Westerling dan Hamid II diduga menyusun rencana untuk menyerang sidang Kabinet RI di Jl Pejambon, Jakarta Pusat, tanggal 24 Januari 1950. Target yang akan dibunuh adalah Menteri Pertahanan Sri Sultan Hamengkubuwono IX, Sekjen Kementerian Pertahanan Ali Budiarjo dan Kepala Staf Angkatan Perang, TB Simatupang. Rencana pembunuhan ini gagal. Westerling kemudian melarikan diri. Sementara Sultan Hamid II berhasil ditangkap di Hotel Des Indes beberapa waktu kemudian.

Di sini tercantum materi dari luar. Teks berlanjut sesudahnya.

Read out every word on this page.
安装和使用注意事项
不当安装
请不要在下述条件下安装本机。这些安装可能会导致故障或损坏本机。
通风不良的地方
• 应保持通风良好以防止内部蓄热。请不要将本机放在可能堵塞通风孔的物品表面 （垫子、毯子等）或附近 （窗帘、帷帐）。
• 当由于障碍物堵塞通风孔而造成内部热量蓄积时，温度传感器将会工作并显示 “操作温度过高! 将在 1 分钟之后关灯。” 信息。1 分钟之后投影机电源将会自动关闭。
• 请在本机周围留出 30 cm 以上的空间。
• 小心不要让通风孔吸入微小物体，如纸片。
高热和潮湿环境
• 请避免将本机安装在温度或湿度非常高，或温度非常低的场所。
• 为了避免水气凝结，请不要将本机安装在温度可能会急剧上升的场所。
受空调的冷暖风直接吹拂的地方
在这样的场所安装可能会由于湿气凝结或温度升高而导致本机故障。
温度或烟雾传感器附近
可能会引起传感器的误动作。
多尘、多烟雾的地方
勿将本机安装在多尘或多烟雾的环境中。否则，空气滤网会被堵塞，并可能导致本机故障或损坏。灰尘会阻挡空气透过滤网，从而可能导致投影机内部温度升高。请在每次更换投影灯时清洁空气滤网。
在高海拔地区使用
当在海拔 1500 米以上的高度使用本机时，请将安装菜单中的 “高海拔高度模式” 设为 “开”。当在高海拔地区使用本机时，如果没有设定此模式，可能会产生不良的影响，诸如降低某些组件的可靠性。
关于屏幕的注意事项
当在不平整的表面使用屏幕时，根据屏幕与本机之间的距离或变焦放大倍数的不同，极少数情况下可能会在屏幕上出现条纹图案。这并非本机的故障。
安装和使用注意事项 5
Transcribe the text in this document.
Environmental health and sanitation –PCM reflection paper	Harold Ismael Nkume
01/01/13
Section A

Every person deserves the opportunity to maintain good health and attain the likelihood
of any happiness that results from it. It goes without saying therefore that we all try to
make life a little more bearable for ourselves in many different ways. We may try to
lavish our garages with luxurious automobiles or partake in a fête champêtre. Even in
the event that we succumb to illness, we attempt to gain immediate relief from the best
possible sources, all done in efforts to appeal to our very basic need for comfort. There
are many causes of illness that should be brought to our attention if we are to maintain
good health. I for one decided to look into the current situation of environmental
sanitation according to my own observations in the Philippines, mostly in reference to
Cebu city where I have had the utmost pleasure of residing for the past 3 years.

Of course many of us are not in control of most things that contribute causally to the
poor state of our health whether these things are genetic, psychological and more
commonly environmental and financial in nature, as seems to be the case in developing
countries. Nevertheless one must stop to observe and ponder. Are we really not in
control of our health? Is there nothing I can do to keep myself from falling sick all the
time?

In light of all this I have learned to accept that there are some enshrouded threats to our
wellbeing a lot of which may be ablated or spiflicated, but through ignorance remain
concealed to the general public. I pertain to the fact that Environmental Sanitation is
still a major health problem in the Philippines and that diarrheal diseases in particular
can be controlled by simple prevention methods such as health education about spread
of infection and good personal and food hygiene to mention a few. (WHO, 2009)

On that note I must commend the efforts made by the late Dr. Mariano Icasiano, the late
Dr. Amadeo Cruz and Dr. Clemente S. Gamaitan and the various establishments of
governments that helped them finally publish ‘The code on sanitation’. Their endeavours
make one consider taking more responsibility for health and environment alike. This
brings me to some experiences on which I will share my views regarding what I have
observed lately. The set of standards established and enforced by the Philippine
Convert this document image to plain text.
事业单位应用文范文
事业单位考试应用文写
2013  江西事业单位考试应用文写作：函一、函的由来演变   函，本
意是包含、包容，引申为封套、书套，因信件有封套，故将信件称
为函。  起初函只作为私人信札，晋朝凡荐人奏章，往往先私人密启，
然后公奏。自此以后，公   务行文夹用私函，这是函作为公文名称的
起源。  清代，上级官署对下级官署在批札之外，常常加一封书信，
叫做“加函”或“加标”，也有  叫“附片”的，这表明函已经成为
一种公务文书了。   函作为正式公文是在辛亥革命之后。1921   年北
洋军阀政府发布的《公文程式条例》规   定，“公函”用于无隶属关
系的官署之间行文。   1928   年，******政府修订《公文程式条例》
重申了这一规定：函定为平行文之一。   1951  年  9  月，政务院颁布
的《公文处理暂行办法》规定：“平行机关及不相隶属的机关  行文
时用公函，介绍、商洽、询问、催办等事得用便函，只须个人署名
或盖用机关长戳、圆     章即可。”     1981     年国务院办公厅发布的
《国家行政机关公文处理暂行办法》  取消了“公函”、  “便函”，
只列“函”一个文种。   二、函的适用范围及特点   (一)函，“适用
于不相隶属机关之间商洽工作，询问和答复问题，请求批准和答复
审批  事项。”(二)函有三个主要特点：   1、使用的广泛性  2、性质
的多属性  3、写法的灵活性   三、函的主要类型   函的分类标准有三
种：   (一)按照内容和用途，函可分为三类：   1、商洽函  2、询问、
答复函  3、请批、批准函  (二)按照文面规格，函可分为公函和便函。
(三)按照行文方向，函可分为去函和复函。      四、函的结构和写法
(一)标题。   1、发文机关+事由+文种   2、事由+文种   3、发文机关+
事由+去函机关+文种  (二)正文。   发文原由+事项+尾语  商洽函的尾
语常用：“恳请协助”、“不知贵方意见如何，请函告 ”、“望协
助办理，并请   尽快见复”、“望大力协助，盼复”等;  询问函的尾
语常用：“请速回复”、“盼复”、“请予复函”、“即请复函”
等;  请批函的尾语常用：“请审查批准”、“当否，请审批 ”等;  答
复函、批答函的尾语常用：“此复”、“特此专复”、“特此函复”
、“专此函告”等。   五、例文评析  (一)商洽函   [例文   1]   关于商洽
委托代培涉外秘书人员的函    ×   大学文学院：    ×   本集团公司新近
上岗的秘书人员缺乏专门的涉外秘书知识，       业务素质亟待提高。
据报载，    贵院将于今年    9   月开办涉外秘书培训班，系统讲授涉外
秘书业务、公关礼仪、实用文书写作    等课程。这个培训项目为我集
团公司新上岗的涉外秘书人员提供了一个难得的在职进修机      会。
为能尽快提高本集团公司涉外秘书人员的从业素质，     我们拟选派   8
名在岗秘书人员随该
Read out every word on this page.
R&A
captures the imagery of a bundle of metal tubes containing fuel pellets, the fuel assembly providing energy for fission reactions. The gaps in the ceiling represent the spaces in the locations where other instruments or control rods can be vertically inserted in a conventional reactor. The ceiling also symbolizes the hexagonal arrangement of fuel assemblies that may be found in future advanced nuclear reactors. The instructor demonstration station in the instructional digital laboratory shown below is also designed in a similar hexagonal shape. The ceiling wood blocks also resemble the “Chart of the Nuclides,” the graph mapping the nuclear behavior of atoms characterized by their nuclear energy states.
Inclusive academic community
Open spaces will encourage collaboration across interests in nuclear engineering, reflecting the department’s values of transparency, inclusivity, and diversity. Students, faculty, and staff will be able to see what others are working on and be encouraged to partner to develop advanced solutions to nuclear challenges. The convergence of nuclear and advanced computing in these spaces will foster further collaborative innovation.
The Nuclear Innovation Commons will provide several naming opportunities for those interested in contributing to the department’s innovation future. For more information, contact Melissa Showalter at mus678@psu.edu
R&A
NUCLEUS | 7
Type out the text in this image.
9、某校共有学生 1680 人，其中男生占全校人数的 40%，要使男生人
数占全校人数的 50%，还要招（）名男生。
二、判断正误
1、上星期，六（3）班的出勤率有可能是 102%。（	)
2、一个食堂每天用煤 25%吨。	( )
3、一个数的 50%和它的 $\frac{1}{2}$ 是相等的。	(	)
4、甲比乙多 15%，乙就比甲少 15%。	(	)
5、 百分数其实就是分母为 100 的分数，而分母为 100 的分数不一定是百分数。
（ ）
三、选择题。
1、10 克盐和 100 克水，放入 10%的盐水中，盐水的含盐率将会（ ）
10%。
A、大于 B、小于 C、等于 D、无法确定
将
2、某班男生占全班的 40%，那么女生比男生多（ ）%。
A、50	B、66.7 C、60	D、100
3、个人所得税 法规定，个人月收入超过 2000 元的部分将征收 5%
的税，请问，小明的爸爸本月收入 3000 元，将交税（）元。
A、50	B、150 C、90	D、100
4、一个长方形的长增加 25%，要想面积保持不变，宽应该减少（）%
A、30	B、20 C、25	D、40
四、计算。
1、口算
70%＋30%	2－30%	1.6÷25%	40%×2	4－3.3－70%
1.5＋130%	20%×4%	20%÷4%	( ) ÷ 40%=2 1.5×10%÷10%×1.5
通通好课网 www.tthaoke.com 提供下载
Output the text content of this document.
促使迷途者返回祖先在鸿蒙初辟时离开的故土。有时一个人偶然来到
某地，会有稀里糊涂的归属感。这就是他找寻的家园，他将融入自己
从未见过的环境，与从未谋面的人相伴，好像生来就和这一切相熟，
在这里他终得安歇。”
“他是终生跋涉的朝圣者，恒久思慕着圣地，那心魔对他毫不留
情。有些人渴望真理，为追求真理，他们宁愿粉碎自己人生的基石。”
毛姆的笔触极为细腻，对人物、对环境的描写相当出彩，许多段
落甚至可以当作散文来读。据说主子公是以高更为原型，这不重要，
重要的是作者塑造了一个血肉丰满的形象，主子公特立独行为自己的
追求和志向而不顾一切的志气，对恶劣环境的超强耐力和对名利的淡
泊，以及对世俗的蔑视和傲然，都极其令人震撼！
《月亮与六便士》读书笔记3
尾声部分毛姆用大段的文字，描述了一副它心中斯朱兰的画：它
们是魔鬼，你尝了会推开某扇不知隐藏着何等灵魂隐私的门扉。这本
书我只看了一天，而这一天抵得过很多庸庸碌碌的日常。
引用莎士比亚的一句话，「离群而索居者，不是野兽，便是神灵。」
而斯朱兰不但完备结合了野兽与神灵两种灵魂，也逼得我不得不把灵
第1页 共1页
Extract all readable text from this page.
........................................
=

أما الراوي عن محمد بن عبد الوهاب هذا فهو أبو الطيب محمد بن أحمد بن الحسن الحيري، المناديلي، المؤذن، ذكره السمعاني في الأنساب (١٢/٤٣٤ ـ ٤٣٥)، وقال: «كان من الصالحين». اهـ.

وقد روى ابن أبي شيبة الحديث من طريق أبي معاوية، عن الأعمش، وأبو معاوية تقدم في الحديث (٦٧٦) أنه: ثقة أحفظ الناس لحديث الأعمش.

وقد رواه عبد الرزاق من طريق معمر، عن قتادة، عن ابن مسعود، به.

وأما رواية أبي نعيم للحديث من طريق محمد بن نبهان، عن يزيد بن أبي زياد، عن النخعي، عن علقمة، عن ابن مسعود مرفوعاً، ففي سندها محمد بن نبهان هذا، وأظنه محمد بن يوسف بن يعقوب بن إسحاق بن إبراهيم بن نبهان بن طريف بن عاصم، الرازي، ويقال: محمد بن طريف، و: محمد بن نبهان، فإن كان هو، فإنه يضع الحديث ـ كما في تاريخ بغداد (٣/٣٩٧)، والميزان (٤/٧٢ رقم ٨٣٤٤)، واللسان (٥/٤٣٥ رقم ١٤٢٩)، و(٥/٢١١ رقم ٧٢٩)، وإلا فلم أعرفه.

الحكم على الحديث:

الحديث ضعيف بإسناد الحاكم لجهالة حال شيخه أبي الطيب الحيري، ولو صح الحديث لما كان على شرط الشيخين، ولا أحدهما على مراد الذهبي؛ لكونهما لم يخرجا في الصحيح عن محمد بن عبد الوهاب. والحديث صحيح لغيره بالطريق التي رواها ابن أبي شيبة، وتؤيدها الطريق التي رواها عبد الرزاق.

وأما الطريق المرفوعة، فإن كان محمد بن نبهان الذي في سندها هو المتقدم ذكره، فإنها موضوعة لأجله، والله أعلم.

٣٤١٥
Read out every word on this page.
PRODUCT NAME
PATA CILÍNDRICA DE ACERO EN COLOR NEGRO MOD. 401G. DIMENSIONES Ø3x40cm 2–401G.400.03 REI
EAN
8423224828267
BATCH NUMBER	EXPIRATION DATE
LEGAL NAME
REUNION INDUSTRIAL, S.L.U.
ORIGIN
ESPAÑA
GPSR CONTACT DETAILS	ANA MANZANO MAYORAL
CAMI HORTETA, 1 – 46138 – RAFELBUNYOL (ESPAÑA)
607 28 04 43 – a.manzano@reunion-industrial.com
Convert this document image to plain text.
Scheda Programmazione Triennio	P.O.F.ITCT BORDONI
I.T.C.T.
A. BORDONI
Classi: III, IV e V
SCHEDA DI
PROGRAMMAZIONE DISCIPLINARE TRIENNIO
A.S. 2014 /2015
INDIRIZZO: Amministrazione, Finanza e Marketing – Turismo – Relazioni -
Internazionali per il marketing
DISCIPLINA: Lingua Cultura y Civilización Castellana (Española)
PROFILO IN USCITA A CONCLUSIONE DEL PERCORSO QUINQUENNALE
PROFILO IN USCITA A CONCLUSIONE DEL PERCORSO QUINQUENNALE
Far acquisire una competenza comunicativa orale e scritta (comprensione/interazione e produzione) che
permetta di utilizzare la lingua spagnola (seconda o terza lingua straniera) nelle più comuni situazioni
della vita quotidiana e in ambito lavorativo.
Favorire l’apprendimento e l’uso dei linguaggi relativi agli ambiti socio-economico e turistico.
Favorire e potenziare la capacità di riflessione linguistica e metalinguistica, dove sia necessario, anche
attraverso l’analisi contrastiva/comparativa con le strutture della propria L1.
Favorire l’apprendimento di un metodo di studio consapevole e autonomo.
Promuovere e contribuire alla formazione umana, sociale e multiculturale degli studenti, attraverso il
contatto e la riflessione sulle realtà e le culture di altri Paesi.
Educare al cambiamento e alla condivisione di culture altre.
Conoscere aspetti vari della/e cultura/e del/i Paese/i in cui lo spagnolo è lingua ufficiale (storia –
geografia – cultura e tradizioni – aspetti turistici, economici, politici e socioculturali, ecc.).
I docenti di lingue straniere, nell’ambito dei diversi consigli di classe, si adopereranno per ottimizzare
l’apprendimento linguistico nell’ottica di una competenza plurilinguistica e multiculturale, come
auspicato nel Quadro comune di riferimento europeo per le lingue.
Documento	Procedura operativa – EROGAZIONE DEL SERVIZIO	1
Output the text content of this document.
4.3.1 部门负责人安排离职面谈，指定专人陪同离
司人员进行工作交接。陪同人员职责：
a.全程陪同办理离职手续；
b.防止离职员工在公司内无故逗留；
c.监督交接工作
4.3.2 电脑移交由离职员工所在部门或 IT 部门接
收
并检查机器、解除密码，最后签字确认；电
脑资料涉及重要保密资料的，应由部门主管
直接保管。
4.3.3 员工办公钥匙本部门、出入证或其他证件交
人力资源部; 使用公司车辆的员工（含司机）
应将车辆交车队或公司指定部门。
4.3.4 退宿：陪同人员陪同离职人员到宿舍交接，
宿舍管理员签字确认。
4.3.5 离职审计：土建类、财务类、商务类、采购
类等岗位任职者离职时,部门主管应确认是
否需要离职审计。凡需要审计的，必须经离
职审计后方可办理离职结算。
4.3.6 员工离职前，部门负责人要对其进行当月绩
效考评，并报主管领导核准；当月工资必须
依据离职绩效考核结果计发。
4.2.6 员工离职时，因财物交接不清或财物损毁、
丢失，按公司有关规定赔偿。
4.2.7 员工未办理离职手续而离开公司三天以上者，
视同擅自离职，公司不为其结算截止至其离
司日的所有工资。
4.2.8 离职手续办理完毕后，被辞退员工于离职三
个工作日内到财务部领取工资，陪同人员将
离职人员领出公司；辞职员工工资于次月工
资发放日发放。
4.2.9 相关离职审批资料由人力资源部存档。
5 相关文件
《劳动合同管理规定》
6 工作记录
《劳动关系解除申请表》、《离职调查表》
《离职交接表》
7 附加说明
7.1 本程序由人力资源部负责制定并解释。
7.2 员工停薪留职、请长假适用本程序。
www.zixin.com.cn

Sultan Hamid II. Dia diadili tahun 1953. Pembelaan dirinya ditolak. Pengadilan mengganjarnya dengan hukuman 10 tahun penjara atas kesalahan menggerakkan pemberontakan.
dalam kasus “makar/pemberontakan” yang dituduhkan kepadanya, Sultan Hamid II telah membantah melalui Nota Pembelaan (Pleidooi) yang dibuat dan dibacakannya sendiri di depan sidang pengadilan Mahkamah Agung Negara Kesatuan Republik Indonesia pada 25 Maret 1953. Pleidoi ini terpisah dengan pleidoi yang juga dibuat oleh Pembela atau Kuasa Hukumnya, yakni Mr. Surjadi. Meskipun dalam putusan MA selanjutnya pada era Presiden Soeharto, tuduhan tersebut tidak terbukti, Sultan Hamid II dinyatakan tidak bersalah.
 
Keluar dari penjara, Sultan Hamid II beraktivitas di dunia bisnis sampai akhir hayatnya. Sejak 1967 hingga 1978, dia menjadi Presiden Komisaris di PT. Indonesia Air Transport (IAT). Pada 30 Maret 1978, pukul 18.15 WIB, Sultan Hamid II wafat di Jakarta. Sultan Pontianak ke-7 itu meninggal dunia ketika sedang melakukan sujud pada shalat maghribnya yang terakhir. Sultan Hamid II dimakamkan di Pemakaman Keluarga Kesultanan Qadriyah Pontianak, di Batu Layang, dengan Upacara Kebesaran Kesultanan Pontianak. Nama Sultan Hamid II diabadikan menjadi nama jalan penghubung antara Jembatan Tol Landak dan Jembatan Tol Kapuas I di Kota Pontianak.